De « faits divers » à fait de société, comment le viol est peu à peu devenu un sujet politique
▻https://theconversation.com/de-faits-divers-a-fait-de-societe-comment-le-viol-est-peu-a-peu-dev
« Glauques », « intimes », « aléatoires » : les récits de viol dérangent, importunent dans leur ensemble les journalistes chargé·e·s du suivi régulier des faits divers, majoritairement réticent·e·s à les couvrir exhaustivement. Les entretiens réalisés auprès d’une quarantaine de rédacteur·ices français·e·s dans le cadre de mes recherches doctorales mettent en évidence des résistances d’ordres divers. Jugées « journalistiquement risquées » par anticipation de la critique du défaut de preuve, ces narrations sont par ailleurs le plus souvent perçues comme « sensibles », potentiellement « impudiques » en ce qu’elles renvoient à l’intime.
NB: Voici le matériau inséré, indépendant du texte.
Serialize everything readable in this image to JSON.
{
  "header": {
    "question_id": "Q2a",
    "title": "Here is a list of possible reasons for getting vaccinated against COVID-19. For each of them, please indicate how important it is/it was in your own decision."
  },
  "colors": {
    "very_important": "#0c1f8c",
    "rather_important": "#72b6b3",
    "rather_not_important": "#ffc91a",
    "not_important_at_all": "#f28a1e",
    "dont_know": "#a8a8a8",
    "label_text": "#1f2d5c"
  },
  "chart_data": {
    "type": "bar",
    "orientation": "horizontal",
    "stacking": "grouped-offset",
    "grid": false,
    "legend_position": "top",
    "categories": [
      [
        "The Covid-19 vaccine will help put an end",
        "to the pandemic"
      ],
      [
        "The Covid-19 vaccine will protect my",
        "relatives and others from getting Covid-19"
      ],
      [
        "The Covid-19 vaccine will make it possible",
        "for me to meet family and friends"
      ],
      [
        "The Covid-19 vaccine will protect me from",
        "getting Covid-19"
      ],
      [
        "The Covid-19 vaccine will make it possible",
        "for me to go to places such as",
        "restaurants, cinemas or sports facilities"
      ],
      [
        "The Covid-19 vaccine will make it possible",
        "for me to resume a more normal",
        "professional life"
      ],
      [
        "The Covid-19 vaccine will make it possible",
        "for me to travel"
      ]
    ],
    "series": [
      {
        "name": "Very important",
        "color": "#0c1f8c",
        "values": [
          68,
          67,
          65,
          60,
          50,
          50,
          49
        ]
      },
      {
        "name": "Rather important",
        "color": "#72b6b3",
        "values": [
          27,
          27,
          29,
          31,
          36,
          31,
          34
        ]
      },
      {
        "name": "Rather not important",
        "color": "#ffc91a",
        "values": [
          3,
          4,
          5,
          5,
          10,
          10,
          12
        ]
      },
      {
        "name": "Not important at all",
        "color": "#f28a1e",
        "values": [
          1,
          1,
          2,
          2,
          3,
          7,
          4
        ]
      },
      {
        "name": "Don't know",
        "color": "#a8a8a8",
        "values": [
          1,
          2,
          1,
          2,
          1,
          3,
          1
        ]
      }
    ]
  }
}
L’analyse des Unes de quatre quotidiens nationaux (Le Figaro, Le Monde, Libération) et régionaux (Le Parisien) menée dans le cadre du projet « Cultures pénales continentales » l’illustre : sur l’ensemble des 1903 titres relevés au cours du dernier trimestre des années 2007, 2012 et 2017, moins de 2 % (32 titres) traitent des atteintes sexuelles corporelles, quand 16,6 % des titres portent plus largement sur des enjeux de sécurité et/ou de criminalité. Plus encore, Le Parisien produit à lui seul près des 2/5 des 305 articles relatifs à un dossier de #viol relevés en 2005, 2010, 2015 et 2017 dans ces quatre mêmes journaux. Autrement dit, les dossiers de viol figurent parmi les sujets criminels les moins fréquemment couverts par la presse imprimée généraliste.